The user will need access to or need to create necessary farm and field boundaries associated with their experimental fields to set up their database. These farm boundaries that encompass the fields within a farmer’s ownership/management purview are imported as assets into Google Earth Engine and imported into the database. See this tutorial for creating a shapefile of a field or farm boundary. These are necessary for identifying data based on geographic location rather than searching files for information keying in on field or farm specific information. Farm boundaries are also used as the bounding boxes for downloading Google Earth Engine data.

The process for creating a database is outlined in the activity diagram below (Figure 3). The user needs some field and farm boundaries to create the database, however field and farm boundaries can be added or modified later by connecting to the database and running the ‘Add X’ modules.

**Figure 3.** Blue processes are chained together by arrows indicating the next step in the workflow, and black boxes indicate the addition of user inputs.

Figure 3. Blue processes are chained together by arrows indicating the next step in the workflow, and black boxes indicate the addition of user inputs.

A diagram demonstrating the implementation and existence of modules related to the database creation and management can be seen below (Figure 4). This is a component diagram outlining the R6 classes used and the inputs required for the creation and management of the OFPE database. Each class is represented by a table with the title of the class as the header, with the first row showing inputs, the second row showing public methods, the third row showing private methods, and an optional fourth row showing any tangible outputs from the class. Most methods have nothing to return as their functions modify the OFPE database.

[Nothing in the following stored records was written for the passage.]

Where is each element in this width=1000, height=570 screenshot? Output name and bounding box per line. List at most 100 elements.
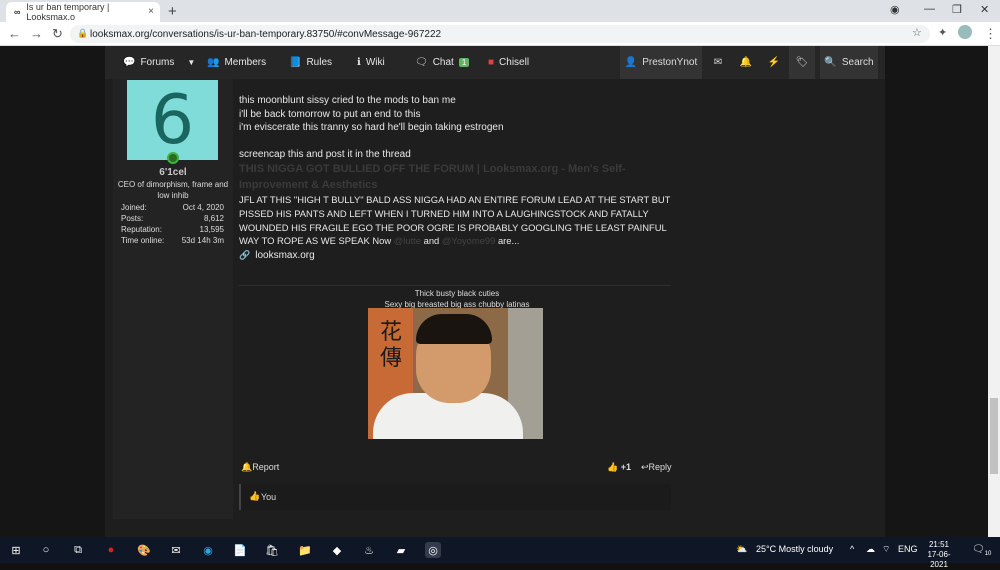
file-explorer-icon[interactable]: 📁 xyxy=(297,542,313,558)
comments-icon: 🗨 xyxy=(415,57,428,68)
store-icon[interactable]: 🛍 xyxy=(264,542,280,558)
task-view-icon[interactable]: ⧉ xyxy=(70,542,86,558)
stat-label: Joined: xyxy=(121,203,147,212)
message-body: this moonblunt sissy cried to the mods t… xyxy=(239,94,679,262)
mention-link[interactable]: @Yoyome99 xyxy=(442,235,495,246)
clock[interactable]: 21:51 17-06-2021 xyxy=(920,540,958,570)
close-icon[interactable]: × xyxy=(148,6,154,17)
users-icon: 👥 xyxy=(207,57,220,68)
nav-user[interactable]: 👤 PrestonYnot xyxy=(620,46,702,79)
paint-icon[interactable]: 🎨 xyxy=(136,542,152,558)
clock-date: 17-06-2021 xyxy=(927,550,951,569)
forum-container: 💬 Forums ▼ 👥 Members 📘 Rules ℹ Wiki 🗨 Ch… xyxy=(105,46,885,537)
notification-count: 10 xyxy=(984,551,992,557)
wifi-icon[interactable]: ⌔ xyxy=(882,544,890,555)
reactions-bar[interactable]: 👍 You xyxy=(239,484,671,510)
forward-icon[interactable]: → xyxy=(30,26,43,41)
shout-paragraph: JFL AT THIS "HIGH T BULLY" BALD ASS NIGG… xyxy=(239,193,679,247)
bell-icon[interactable]: 🔔 xyxy=(733,46,759,79)
edge-icon[interactable]: ◉ xyxy=(200,542,216,558)
address-bar[interactable]: 🔒 looksmax.org/conversations/is-ur-ban-t… xyxy=(70,25,930,43)
image-caption: Thick busty black cuties Sexy big breast… xyxy=(367,288,547,310)
nav-rules-label: Rules xyxy=(306,57,333,68)
embed-title-link[interactable]: THIS NIGGA GOT BULLIED OFF THE FORUM | L… xyxy=(239,161,679,193)
page-scrollbar[interactable] xyxy=(988,46,1000,537)
page-viewport: 💬 Forums ▼ 👥 Members 📘 Rules ℹ Wiki 🗨 Ch… xyxy=(0,46,1000,537)
reaction-count[interactable]: 👍 +1 xyxy=(607,462,631,473)
info-icon: ℹ xyxy=(357,57,361,68)
nav-forums[interactable]: 💬 Forums ▼ xyxy=(123,46,195,79)
document-icon[interactable]: 📄 xyxy=(232,542,248,558)
app-icon[interactable]: ◆ xyxy=(329,542,345,558)
tab-search-icon[interactable]: ◉ xyxy=(890,3,900,16)
stat-value: Oct 4, 2020 xyxy=(182,203,224,212)
post-actions: 🔔Report 👍 +1 ↩Reply xyxy=(239,462,672,476)
maximize-icon[interactable]: ❐ xyxy=(952,3,962,16)
reload-icon[interactable]: ↻ xyxy=(52,26,63,42)
message-line: i'll be back tomorrow to put an end to t… xyxy=(239,108,421,120)
cloud-icon[interactable]: ☁ xyxy=(866,544,875,555)
reply-button[interactable]: ↩Reply xyxy=(641,462,672,473)
chisell-icon: ■ xyxy=(488,57,495,68)
language-indicator[interactable]: ENG xyxy=(898,544,918,554)
notification-icon[interactable]: 🗨10 xyxy=(972,544,991,557)
opera-icon[interactable]: ● xyxy=(103,542,119,558)
thumbs-up-icon: 👍 xyxy=(249,491,261,501)
nav-rules[interactable]: 📘 Rules xyxy=(289,46,332,79)
tag-icon[interactable]: 🏷 xyxy=(789,46,815,79)
infinity-icon: ∞ xyxy=(14,7,21,17)
message-line: this moonblunt sissy cried to the mods t… xyxy=(239,95,456,106)
thumbs-up-icon: 👍 xyxy=(607,462,619,472)
stat-value: 53d 14h 3m xyxy=(181,236,224,245)
content-divider xyxy=(239,285,671,286)
reply-icon: ↩ xyxy=(641,462,649,472)
menu-icon[interactable]: ⋮ xyxy=(984,26,997,42)
search-label: Search xyxy=(841,57,874,68)
search-circle-icon[interactable]: ○ xyxy=(38,542,54,558)
image-hair xyxy=(416,314,492,344)
report-label: Report xyxy=(252,462,280,472)
lock-icon: 🔒 xyxy=(77,28,89,38)
back-icon[interactable]: ← xyxy=(8,26,21,41)
window-close-icon[interactable]: ✕ xyxy=(980,3,989,16)
minimize-icon[interactable]: — xyxy=(924,3,935,15)
weather-text[interactable]: 25°C Mostly cloudy xyxy=(756,544,833,554)
app-icon[interactable]: ▰ xyxy=(393,542,409,558)
chrome-icon[interactable]: ◎ xyxy=(425,542,441,558)
envelope-icon[interactable]: ✉ xyxy=(705,46,731,79)
browser-tab-active[interactable]: ∞ Is ur ban temporary | Looksmax.o × xyxy=(6,2,160,22)
chevron-down-icon: ▼ xyxy=(187,58,196,67)
nav-wiki-label: Wiki xyxy=(365,57,385,68)
nav-chisell[interactable]: ■ Chisell xyxy=(488,46,529,79)
search-button[interactable]: 🔍 Search xyxy=(820,46,878,79)
report-button[interactable]: 🔔Report xyxy=(241,462,279,473)
meme-image[interactable]: 花傳 xyxy=(368,308,543,439)
nav-chisell-label: Chisell xyxy=(499,57,530,68)
chevron-up-icon[interactable]: ^ xyxy=(850,544,854,554)
nav-members[interactable]: 👥 Members xyxy=(207,46,266,79)
windows-taskbar: ⊞ ○ ⧉ ● 🎨 ✉ ◉ 📄 🛍 📁 ◆ ♨ ▰ ◎ ⛅ 25°C Mostl… xyxy=(0,537,1000,569)
weather-icon[interactable]: ⛅ xyxy=(736,544,747,555)
nav-wiki[interactable]: ℹ Wiki xyxy=(357,46,385,79)
avatar-letter: 6 xyxy=(150,80,195,160)
new-tab-button[interactable]: + xyxy=(168,3,177,20)
profile-avatar[interactable] xyxy=(958,25,972,39)
extensions-icon[interactable]: ✦ xyxy=(938,26,947,39)
source-link-row[interactable]: 🔗 looksmax.org xyxy=(239,249,679,263)
source-link[interactable]: looksmax.org xyxy=(255,249,314,263)
windows-start-icon[interactable]: ⊞ xyxy=(8,542,24,558)
mail-icon[interactable]: ✉ xyxy=(168,542,184,558)
bolt-icon[interactable]: ⚡ xyxy=(761,46,787,79)
reply-label: Reply xyxy=(648,462,672,472)
avatar[interactable]: 6 xyxy=(127,80,218,160)
scrollbar-thumb[interactable] xyxy=(990,398,998,474)
steam-icon[interactable]: ♨ xyxy=(361,542,377,558)
nav-chat[interactable]: 🗨 Chat 1 xyxy=(415,46,470,79)
tab-title: Is ur ban temporary | Looksmax.o xyxy=(26,2,110,22)
stat-row: Posts: 8,612 xyxy=(121,214,224,225)
stat-row: Joined: Oct 4, 2020 xyxy=(121,203,224,214)
mention-link[interactable]: @lutte xyxy=(394,235,421,246)
username[interactable]: 6'1cel xyxy=(117,167,229,178)
bookmark-star-icon[interactable]: ☆ xyxy=(912,26,922,39)
caption-line: Thick busty black cuties xyxy=(414,289,500,298)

This diagram also implements elements of an activity diagram to represent the assortment of optional ways to run the methods. The BuildDB class is used once to build the initial OFPE database. When new farmers are added or new farm or field boundaries are added to the database, the ManageDB class should be used. The user has the option of choosing which other management classes they want to run. Any combination of these can be run, however it is recommneded that logic be used when running these methods. For a farm or field boundary to be connected to a specific farmer, that farmer’s information needs to be uploaded to the database first. For a field to be connected to a farm, the farm boundary and information needs to be uploaded first.

**Figure 4.** Component diagram of the database management workflow. A database connection is established using the DBCon class and the BuildDB class is used to format the OFPE database. The ManageDB class calls other classes of the same interface that are specified by the user.

Figure 4. Component diagram of the database management workflow. A database connection is established using the DBCon class and the BuildDB class is used to format the OFPE database. The ManageDB class calls other classes of the same interface that are specified by the user.